Privately owned housing units authorized by building permits in April were at a seasonally adjusted annual rate of 1,017,000. This is 14.3 percent (1.0%) above the revised March rate of 890,000 and is 35.8 percent (1.3%) above the April 2012 estimate of 749,000. Single-family authorizations in April were at a rate of 617,000; this is 3.0 percent (0.9%) above the revised March figure of 599,000. Authorizations of units in buildings with five units or more were at a rate of 374,000 in April.
Privately owned housing starts in April were at a seasonally adjusted annual rate of 853,000. This is 16.5 percent (5.2%) below the revised March estimate of 1,021,000, but is 13.1 percent (5.1%) above the April 2012 rate of 754,000. Single-family housing starts in April were at a rate of 610,000; this is 2.1 percent (4.8%)* below the revised March figure of 623,000. The April rate for units in buildings with five units or more was 234,000.

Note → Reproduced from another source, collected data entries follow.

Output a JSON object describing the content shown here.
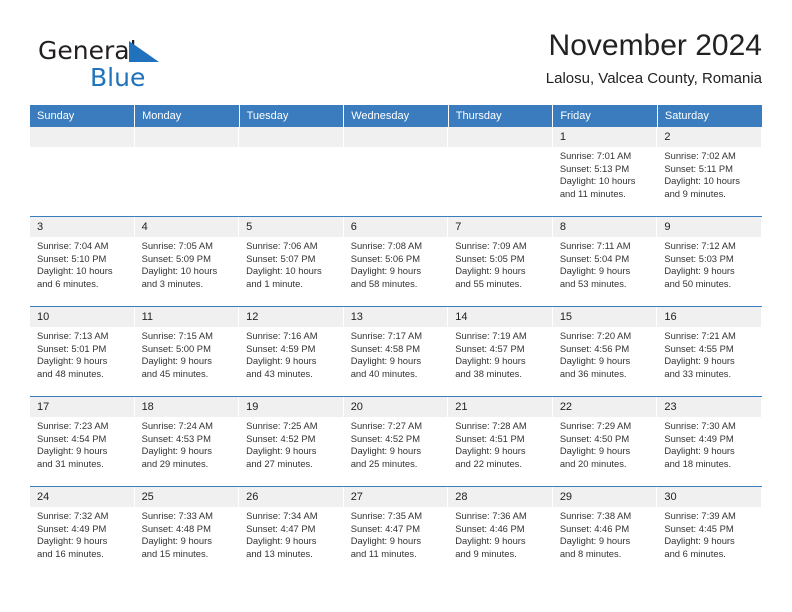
{
  "brand": {
    "word1": "General",
    "word2": "Blue",
    "triangle_color": "#1f72bb",
    "icon": "triangle-logo-icon"
  },
  "header": {
    "title": "November 2024",
    "subtitle": "Lalosu, Valcea County, Romania"
  },
  "colors": {
    "header_blue": "#3a7cbe",
    "daynum_band": "#f0f0f0",
    "text": "#222222"
  },
  "weekday_headers": [
    "Sunday",
    "Monday",
    "Tuesday",
    "Wednesday",
    "Thursday",
    "Friday",
    "Saturday"
  ],
  "weeks": [
    [
      {
        "day": "",
        "lines": []
      },
      {
        "day": "",
        "lines": []
      },
      {
        "day": "",
        "lines": []
      },
      {
        "day": "",
        "lines": []
      },
      {
        "day": "",
        "lines": []
      },
      {
        "day": "1",
        "lines": [
          "Sunrise: 7:01 AM",
          "Sunset: 5:13 PM",
          "Daylight: 10 hours",
          "and 11 minutes."
        ]
      },
      {
        "day": "2",
        "lines": [
          "Sunrise: 7:02 AM",
          "Sunset: 5:11 PM",
          "Daylight: 10 hours",
          "and 9 minutes."
        ]
      }
    ],
    [
      {
        "day": "3",
        "lines": [
          "Sunrise: 7:04 AM",
          "Sunset: 5:10 PM",
          "Daylight: 10 hours",
          "and 6 minutes."
        ]
      },
      {
        "day": "4",
        "lines": [
          "Sunrise: 7:05 AM",
          "Sunset: 5:09 PM",
          "Daylight: 10 hours",
          "and 3 minutes."
        ]
      },
      {
        "day": "5",
        "lines": [
          "Sunrise: 7:06 AM",
          "Sunset: 5:07 PM",
          "Daylight: 10 hours",
          "and 1 minute."
        ]
      },
      {
        "day": "6",
        "lines": [
          "Sunrise: 7:08 AM",
          "Sunset: 5:06 PM",
          "Daylight: 9 hours",
          "and 58 minutes."
        ]
      },
      {
        "day": "7",
        "lines": [
          "Sunrise: 7:09 AM",
          "Sunset: 5:05 PM",
          "Daylight: 9 hours",
          "and 55 minutes."
        ]
      },
      {
        "day": "8",
        "lines": [
          "Sunrise: 7:11 AM",
          "Sunset: 5:04 PM",
          "Daylight: 9 hours",
          "and 53 minutes."
        ]
      },
      {
        "day": "9",
        "lines": [
          "Sunrise: 7:12 AM",
          "Sunset: 5:03 PM",
          "Daylight: 9 hours",
          "and 50 minutes."
        ]
      }
    ],
    [
      {
        "day": "10",
        "lines": [
          "Sunrise: 7:13 AM",
          "Sunset: 5:01 PM",
          "Daylight: 9 hours",
          "and 48 minutes."
        ]
      },
      {
        "day": "11",
        "lines": [
          "Sunrise: 7:15 AM",
          "Sunset: 5:00 PM",
          "Daylight: 9 hours",
          "and 45 minutes."
        ]
      },
      {
        "day": "12",
        "lines": [
          "Sunrise: 7:16 AM",
          "Sunset: 4:59 PM",
          "Daylight: 9 hours",
          "and 43 minutes."
        ]
      },
      {
        "day": "13",
        "lines": [
          "Sunrise: 7:17 AM",
          "Sunset: 4:58 PM",
          "Daylight: 9 hours",
          "and 40 minutes."
        ]
      },
      {
        "day": "14",
        "lines": [
          "Sunrise: 7:19 AM",
          "Sunset: 4:57 PM",
          "Daylight: 9 hours",
          "and 38 minutes."
        ]
      },
      {
        "day": "15",
        "lines": [
          "Sunrise: 7:20 AM",
          "Sunset: 4:56 PM",
          "Daylight: 9 hours",
          "and 36 minutes."
        ]
      },
      {
        "day": "16",
        "lines": [
          "Sunrise: 7:21 AM",
          "Sunset: 4:55 PM",
          "Daylight: 9 hours",
          "and 33 minutes."
        ]
      }
    ],
    [
      {
        "day": "17",
        "lines": [
          "Sunrise: 7:23 AM",
          "Sunset: 4:54 PM",
          "Daylight: 9 hours",
          "and 31 minutes."
        ]
      },
      {
        "day": "18",
        "lines": [
          "Sunrise: 7:24 AM",
          "Sunset: 4:53 PM",
          "Daylight: 9 hours",
          "and 29 minutes."
        ]
      },
      {
        "day": "19",
        "lines": [
          "Sunrise: 7:25 AM",
          "Sunset: 4:52 PM",
          "Daylight: 9 hours",
          "and 27 minutes."
        ]
      },
      {
        "day": "20",
        "lines": [
          "Sunrise: 7:27 AM",
          "Sunset: 4:52 PM",
          "Daylight: 9 hours",
          "and 25 minutes."
        ]
      },
      {
        "day": "21",
        "lines": [
          "Sunrise: 7:28 AM",
          "Sunset: 4:51 PM",
          "Daylight: 9 hours",
          "and 22 minutes."
        ]
      },
      {
        "day": "22",
        "lines": [
          "Sunrise: 7:29 AM",
          "Sunset: 4:50 PM",
          "Daylight: 9 hours",
          "and 20 minutes."
        ]
      },
      {
        "day": "23",
        "lines": [
          "Sunrise: 7:30 AM",
          "Sunset: 4:49 PM",
          "Daylight: 9 hours",
          "and 18 minutes."
        ]
      }
    ],
    [
      {
        "day": "24",
        "lines": [
          "Sunrise: 7:32 AM",
          "Sunset: 4:49 PM",
          "Daylight: 9 hours",
          "and 16 minutes."
        ]
      },
      {
        "day": "25",
        "lines": [
          "Sunrise: 7:33 AM",
          "Sunset: 4:48 PM",
          "Daylight: 9 hours",
          "and 15 minutes."
        ]
      },
      {
        "day": "26",
        "lines": [
          "Sunrise: 7:34 AM",
          "Sunset: 4:47 PM",
          "Daylight: 9 hours",
          "and 13 minutes."
        ]
      },
      {
        "day": "27",
        "lines": [
          "Sunrise: 7:35 AM",
          "Sunset: 4:47 PM",
          "Daylight: 9 hours",
          "and 11 minutes."
        ]
      },
      {
        "day": "28",
        "lines": [
          "Sunrise: 7:36 AM",
          "Sunset: 4:46 PM",
          "Daylight: 9 hours",
          "and 9 minutes."
        ]
      },
      {
        "day": "29",
        "lines": [
          "Sunrise: 7:38 AM",
          "Sunset: 4:46 PM",
          "Daylight: 9 hours",
          "and 8 minutes."
        ]
      },
      {
        "day": "30",
        "lines": [
          "Sunrise: 7:39 AM",
          "Sunset: 4:45 PM",
          "Daylight: 9 hours",
          "and 6 minutes."
        ]
      }
    ]
  ]
}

Privately owned housing completions in April were at a seasonally adjusted annual rate of 689,000. This is 14.3 percent (11.2%) below the revised March estimate of 804,000, but is 3.3 percent (11.9%)* above the April 2012 rate of 667,000. Single-family housing completions in April were at a rate of 536,000; this is 9.8 percent (10.2%)* below the revised March rate of 594,000. The April rate for units in buildings with five units or more was 149,000.
In interpreting changes in the statistics in this release, note that month-to-month changes in seasonally adjusted statistics often show movements which may be irregular. It may take 2 months to establish an underlying trend for building permit authorizations, 4 months for total starts, and 6 months for total completions. The statistics in this release are estimated from sample surveys and are subject to sampling variability as well as non-sampling error including bias and variance from response, non-reporting, and undercoverage. Estimated relative standard errors of the most recent data are shown in the tables. Whenever a statement such as 2.5 percent ( 3.2%) above appears in the text, this indicates the range (-0.7 to +5.7 percent) in which the actual percent change is likely to have occurred. All ranges given for percent changes are 90-percent confidence intervals and account only for sampling variability. If a range does not contain zero, the change is statistically significant. If it does contain zero, the change is not statistically significant; that is, it is uncertain whether there was an increase or decrease. The same policies apply to the confidence intervals for percent changes shown in the tables. On average, the preliminary seasonally adjusted estimates of total building permits, housing starts and housing completions are revised about three percent or less. Explanations of confidence intervals and sampling variability can be found on our web site listed above.
* 90% confidence interval includes zero. The Census Bureau does not have sufficient statistical evidence to conclude that the actual change is different from zero.